I agree wholeheartedly that most reasons for divorce and remarriage are just as unscriptural as homosexual activity. But to say that all divorce and remarriage is sinful, as you, Hope, have done and you, SAH, have seconded, is just as unscriptural, as far as I am concerned. I suspect that you are the same Hope who made a similar comment on the 5/17/14 BreakPoint This Week, "Christians & Cultural Engagement: The Why and the How" (http://www.breakpoint.org/features-columns/discourse/entry/15/25252), to which I replied. I would now like to incorporate that reply by reference. Thank you.
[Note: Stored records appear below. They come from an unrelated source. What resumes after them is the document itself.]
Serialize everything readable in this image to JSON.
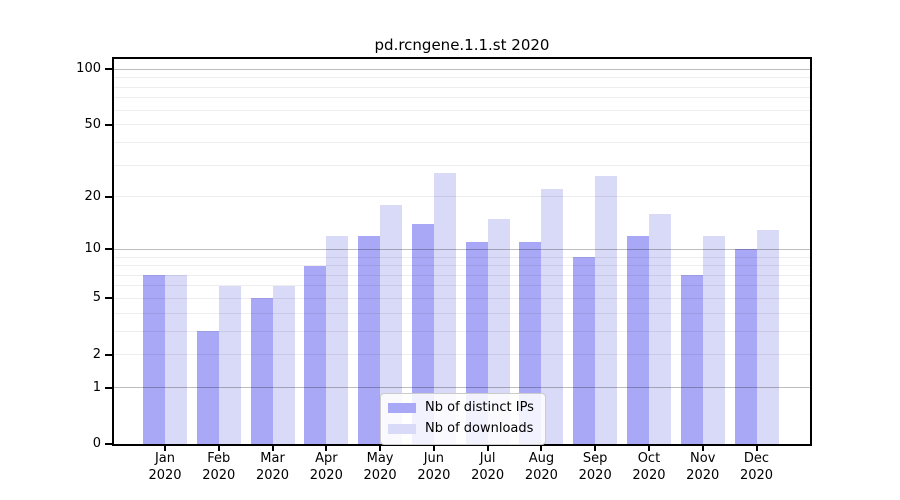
{
  "window": {
    "background": "#ffffff"
  },
  "chart_data": {
    "type": "bar",
    "title": "pd.rcngene.1.1.st 2020",
    "categories": [
      "Jan",
      "Feb",
      "Mar",
      "Apr",
      "May",
      "Jun",
      "Jul",
      "Aug",
      "Sep",
      "Oct",
      "Nov",
      "Dec"
    ],
    "category_year": "2020",
    "series": [
      {
        "name": "Nb of distinct IPs",
        "color": "#a8a8f6",
        "values": [
          7,
          3,
          5,
          8,
          12,
          14,
          11,
          11,
          9,
          12,
          7,
          10
        ]
      },
      {
        "name": "Nb of downloads",
        "color": "#d9d9f8",
        "values": [
          7,
          6,
          6,
          12,
          18,
          27,
          15,
          22,
          26,
          16,
          12,
          13
        ]
      }
    ],
    "yscale": "log10(1+y)",
    "ylim": [
      0,
      115
    ],
    "ytick_labels": [
      "0",
      "1",
      "2",
      "5",
      "10",
      "20",
      "50",
      "100"
    ],
    "ytick_values": [
      0,
      1,
      2,
      5,
      10,
      20,
      50,
      100
    ],
    "major_gridlines": [
      1,
      10,
      100
    ],
    "minor_gridlines": [
      2,
      3,
      4,
      5,
      6,
      7,
      8,
      9,
      20,
      30,
      40,
      50,
      60,
      70,
      80,
      90
    ],
    "grid_on": true,
    "legend_position": "inside lower-center",
    "axis_color": "#000000",
    "major_grid_color": "#bcbcbc",
    "minor_grid_color": "#ebebeb"
  }
}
P.S. I am not being self-serving by making these comments. I have never been married (not for lack of trying, both before and after salvation), so I am in no position to get divorced any time soon.
Well said!
I agree wholeheartedly with what Hope said. We, the Church, will never be the force we are intended to be until we get our own house and lives in order. Biblical repentance, especially as it relates to sexual sin, must happen before we even begin to examine the "speck" in our brother's eye.
Why we are flat-footed and cannot resist the tsuna
The Church is paralyzed because the Church is complicit and hardhearted when it comes to divorce and divorce /remarriage.

There is an provocative article titled "How Christian Have Partnered with Gays to attack Marriage" by Ronald Sider. He holds the Church responsible for the tsumani. I agree.

And our adversary is penetrating our already broken down walls in the area of marriage because we are unwilling to look at the damage we ourselves have caused and take responsibility. Only when we are walking in faith and obedience can we be protected.

We are impotent and therefore vulnerable not because of "them," but because of us.

Sometimes we address the edges of the issue by saying that we need to be more faithful in our marriages. I was very encouraged by a past Breakpoint article titled "Mum's the Word on Divorce" and the article it referred to: "Divorce - The Scandal of the Evangelical Conscience."

But there is a very loud silence on the heart of the matter: We do not please God when we divorce and when we remarry.

We are not to divorce, but if we do, we are not to remarry. That is very explicit in Scripture.

That may not please us, but it pleases God. We cannot be a follower of Jesus if we are seek to please ourselves instead.

In the last 2000 years there has been a continuum of man's interpretations/deletions/additions of Scripture to undermine God's will and justify man's desires.

And, once again, Breakpoint had an article "Only a Revived Church Can Revive Society." Excellent and spot on.
It said, "Unless we the church, His people, decide and act, nothing will happen...Politics is the art of the possible. Its power to legislate good laws are limited by whatever the current mood of society happens to be. Only a revival of faith in the living God can change the mood of society, and only a revived church can bring that about. It has happened many times in the past...'If my people, who are called by my name, shall humble themselves and pray, and seek my face, and turn from their wicked ways; then will I hear from heaven, and forgive their sin, and will heal their land."
2 Chronicles 7:14.

That's the good news. It's us. We can't change "them." But we can change us!

What was meant for evil can be used for good. An unavoidable humbling is here. Either we can repent and experience and extend emotional, relational healing and peace with God, or we can resist and be swept away by the tsunami.

There are Scriptural examples of both.